Brasil
Padilha condena ataque dos EUA à Venezuela e oferece apoio do SUS: “Queremos paz”, diz ministro
Padilha condena ataque militar dos EUA à Venezuela e oferece apoio do SUS O ministro da Saúde, Alexandre Padilha, expressou forte condenação ao ataque militar promovido pelos Estad
Padilha condena ataque militar dos EUA à Venezuela e oferece apoio do SUS
O ministro da Saúde, Alexandre Padilha, expressou forte condenação ao ataque militar promovido pelos Estados Unidos contra a Venezuela. Em declaração pública, Padilha enfatizou a posição do Brasil em prol da paz e ofereceu a capacidade do Sistema Único de Saúde (SUS) para auxiliar em possíveis necessidades humanitárias decorrentes do conflito.
A manifestação ocorreu por meio de uma publicação na rede social X, antigo Twitter, onde o ministro reiterou o desejo do Ministério da Saúde por resoluções pacíficas. “Nós, do Ministério da Saúde, sempre queremos e trabalhamos pela paz. Nada justifica conflitos terminarem em bombardeio”, declarou Padilha.
O Brasil já vinha monitorando e lidando com os reflexos da crise venezuelana, especialmente no estado de Roraima, fronteiriço com a Venezuela. Segundo o ministro, o SUS tem sido fundamental na absorção desses impactos, prestando assistência na rede pública local. Conforme informação divulgada pelo ministro, o governo brasileiro adotou medidas preventivas para mitigar os efeitos do conflito na saúde pública nacional.
Brasil se prepara para atender possíveis vítimas do conflito
Diante do agravamento da situação, o ministro Padilha detalhou as ações preparatórias. “Desde o início das operações militares no entorno do país vizinho, preparamos a nossa Agência do SUS, a Força Nacional do SUS e nossas equipes de Saúde Indígena para reduzirmos, ao máximo, os impactos do conflito na saúde e no SUS brasileiro”, afirmou.

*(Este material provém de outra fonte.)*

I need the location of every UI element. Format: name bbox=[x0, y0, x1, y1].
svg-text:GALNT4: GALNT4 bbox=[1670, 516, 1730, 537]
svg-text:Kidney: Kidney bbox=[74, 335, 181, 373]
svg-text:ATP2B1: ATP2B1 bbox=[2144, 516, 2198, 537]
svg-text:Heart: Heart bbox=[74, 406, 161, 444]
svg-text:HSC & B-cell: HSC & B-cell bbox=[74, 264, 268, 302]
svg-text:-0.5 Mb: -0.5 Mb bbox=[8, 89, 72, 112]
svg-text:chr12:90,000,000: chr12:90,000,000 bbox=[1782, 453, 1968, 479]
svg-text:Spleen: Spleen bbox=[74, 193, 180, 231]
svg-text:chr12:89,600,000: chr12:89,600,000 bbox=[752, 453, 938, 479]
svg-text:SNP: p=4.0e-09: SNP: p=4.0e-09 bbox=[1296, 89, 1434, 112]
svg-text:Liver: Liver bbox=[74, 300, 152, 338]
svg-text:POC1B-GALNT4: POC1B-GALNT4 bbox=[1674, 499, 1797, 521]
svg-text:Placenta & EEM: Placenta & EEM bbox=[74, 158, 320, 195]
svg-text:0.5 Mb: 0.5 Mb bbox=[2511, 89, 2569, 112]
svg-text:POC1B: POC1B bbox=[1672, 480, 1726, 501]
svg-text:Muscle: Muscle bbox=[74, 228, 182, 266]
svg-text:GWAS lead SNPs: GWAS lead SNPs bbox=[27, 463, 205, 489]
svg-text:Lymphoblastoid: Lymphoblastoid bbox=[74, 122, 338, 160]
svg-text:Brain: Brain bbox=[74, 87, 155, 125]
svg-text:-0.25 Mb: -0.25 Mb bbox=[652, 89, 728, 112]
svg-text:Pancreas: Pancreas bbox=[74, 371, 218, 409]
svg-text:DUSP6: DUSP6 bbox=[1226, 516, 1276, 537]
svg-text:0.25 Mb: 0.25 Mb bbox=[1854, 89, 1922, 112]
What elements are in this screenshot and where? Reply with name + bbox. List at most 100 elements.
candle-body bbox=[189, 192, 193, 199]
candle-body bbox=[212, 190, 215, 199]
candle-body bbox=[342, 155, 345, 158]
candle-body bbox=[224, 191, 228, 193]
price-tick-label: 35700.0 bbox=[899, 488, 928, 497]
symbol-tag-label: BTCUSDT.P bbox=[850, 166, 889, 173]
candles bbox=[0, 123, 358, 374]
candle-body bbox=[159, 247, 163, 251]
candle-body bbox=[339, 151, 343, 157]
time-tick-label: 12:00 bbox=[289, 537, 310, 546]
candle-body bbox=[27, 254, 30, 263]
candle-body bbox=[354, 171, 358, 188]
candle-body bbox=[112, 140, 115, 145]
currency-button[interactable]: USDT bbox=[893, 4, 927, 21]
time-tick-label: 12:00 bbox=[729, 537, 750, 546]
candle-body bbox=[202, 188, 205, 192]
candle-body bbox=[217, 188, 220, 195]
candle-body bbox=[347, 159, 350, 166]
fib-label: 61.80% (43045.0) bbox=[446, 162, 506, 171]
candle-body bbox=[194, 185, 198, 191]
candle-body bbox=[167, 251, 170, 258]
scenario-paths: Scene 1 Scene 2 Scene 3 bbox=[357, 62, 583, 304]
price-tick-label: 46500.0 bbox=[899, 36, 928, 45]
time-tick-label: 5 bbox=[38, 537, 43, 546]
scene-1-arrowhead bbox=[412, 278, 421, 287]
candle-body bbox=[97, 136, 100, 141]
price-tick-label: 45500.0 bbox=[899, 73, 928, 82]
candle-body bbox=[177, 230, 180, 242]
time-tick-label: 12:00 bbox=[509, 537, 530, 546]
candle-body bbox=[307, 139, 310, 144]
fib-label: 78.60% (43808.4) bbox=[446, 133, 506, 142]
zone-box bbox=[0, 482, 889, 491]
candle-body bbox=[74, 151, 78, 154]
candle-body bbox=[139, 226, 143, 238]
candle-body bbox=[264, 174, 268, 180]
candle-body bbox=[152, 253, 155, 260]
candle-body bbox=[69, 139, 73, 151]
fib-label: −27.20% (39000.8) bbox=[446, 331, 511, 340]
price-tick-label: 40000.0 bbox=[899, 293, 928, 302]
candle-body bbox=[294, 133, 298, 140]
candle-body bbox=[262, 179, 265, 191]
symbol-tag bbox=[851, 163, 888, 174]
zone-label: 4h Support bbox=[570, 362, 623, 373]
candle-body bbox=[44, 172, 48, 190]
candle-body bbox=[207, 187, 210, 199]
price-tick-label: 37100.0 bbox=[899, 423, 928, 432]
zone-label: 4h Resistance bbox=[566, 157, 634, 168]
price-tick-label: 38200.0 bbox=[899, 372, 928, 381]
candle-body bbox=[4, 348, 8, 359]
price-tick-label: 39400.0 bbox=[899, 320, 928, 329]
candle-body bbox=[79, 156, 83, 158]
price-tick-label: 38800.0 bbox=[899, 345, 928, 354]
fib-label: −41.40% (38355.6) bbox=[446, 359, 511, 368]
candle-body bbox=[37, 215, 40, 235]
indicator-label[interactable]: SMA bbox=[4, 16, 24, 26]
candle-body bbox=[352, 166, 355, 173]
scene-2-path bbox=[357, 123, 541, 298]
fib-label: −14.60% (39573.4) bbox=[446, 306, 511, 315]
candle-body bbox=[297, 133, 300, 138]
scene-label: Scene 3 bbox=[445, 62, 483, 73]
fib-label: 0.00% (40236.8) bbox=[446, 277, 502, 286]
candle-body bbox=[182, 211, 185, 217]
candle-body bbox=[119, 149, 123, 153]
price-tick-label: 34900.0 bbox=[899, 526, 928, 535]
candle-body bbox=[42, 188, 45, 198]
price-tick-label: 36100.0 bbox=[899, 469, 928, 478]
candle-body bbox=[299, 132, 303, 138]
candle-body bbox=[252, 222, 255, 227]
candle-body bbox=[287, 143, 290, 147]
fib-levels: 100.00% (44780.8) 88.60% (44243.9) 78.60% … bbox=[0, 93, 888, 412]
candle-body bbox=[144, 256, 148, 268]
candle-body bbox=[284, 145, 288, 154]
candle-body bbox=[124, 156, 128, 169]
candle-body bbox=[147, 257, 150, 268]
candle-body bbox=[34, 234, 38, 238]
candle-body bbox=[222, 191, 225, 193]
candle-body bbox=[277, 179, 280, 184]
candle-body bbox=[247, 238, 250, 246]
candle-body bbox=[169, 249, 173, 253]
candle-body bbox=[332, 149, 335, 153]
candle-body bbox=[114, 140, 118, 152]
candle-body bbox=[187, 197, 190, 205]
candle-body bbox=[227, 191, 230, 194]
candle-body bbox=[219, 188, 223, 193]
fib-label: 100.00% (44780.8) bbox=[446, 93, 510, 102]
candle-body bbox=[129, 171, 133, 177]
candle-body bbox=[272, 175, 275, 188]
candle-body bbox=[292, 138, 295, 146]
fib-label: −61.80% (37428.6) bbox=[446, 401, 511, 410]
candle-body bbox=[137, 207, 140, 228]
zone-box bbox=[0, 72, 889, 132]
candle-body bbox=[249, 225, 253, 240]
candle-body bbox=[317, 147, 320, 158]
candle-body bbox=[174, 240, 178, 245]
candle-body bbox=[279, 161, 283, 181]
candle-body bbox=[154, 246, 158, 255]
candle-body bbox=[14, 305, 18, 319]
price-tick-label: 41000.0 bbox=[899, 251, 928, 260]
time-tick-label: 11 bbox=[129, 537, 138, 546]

Padilha assegurou que, mesmo diante da tensão, o Brasil estará pronto para acolher e cuidar daqueles que necessitarem de assistência médica em território brasileiro. “Que venha a paz! Enquanto isso, cuidaremos de quem precisar ser cuidado, em solo brasileiro”, concluiu.
Contexto da ofensiva e declarações de Trump
A ação militar dos Estados Unidos foi anunciada pelo presidente Donald Trump, que informou sobre o bombardeio à Venezuela. Informações preliminares indicam que o presidente venezuelano, Nicolás Maduro, e a primeira-dama, Cilia Flores, teriam deixado o país, embora não haja confirmação oficial sobre o paradeiro de Maduro.
A ofensiva ocorre após meses de tensões e pressão militar dos EUA na região, sob a justificativa de combate ao tráfico de drogas. Até o momento, o governo americano não apresentou evidências concretas que liguem diretamente o governo venezuelano a atividades de narcotráfico.
Lula convoca reunião de emergência após ataque
Em resposta aos desdobramentos, o presidente Lula convocou uma reunião de emergência para discutir a situação após o anúncio de Trump sobre a captura de Maduro. O encontro visa avaliar os próximos passos e as implicações regionais do ataque.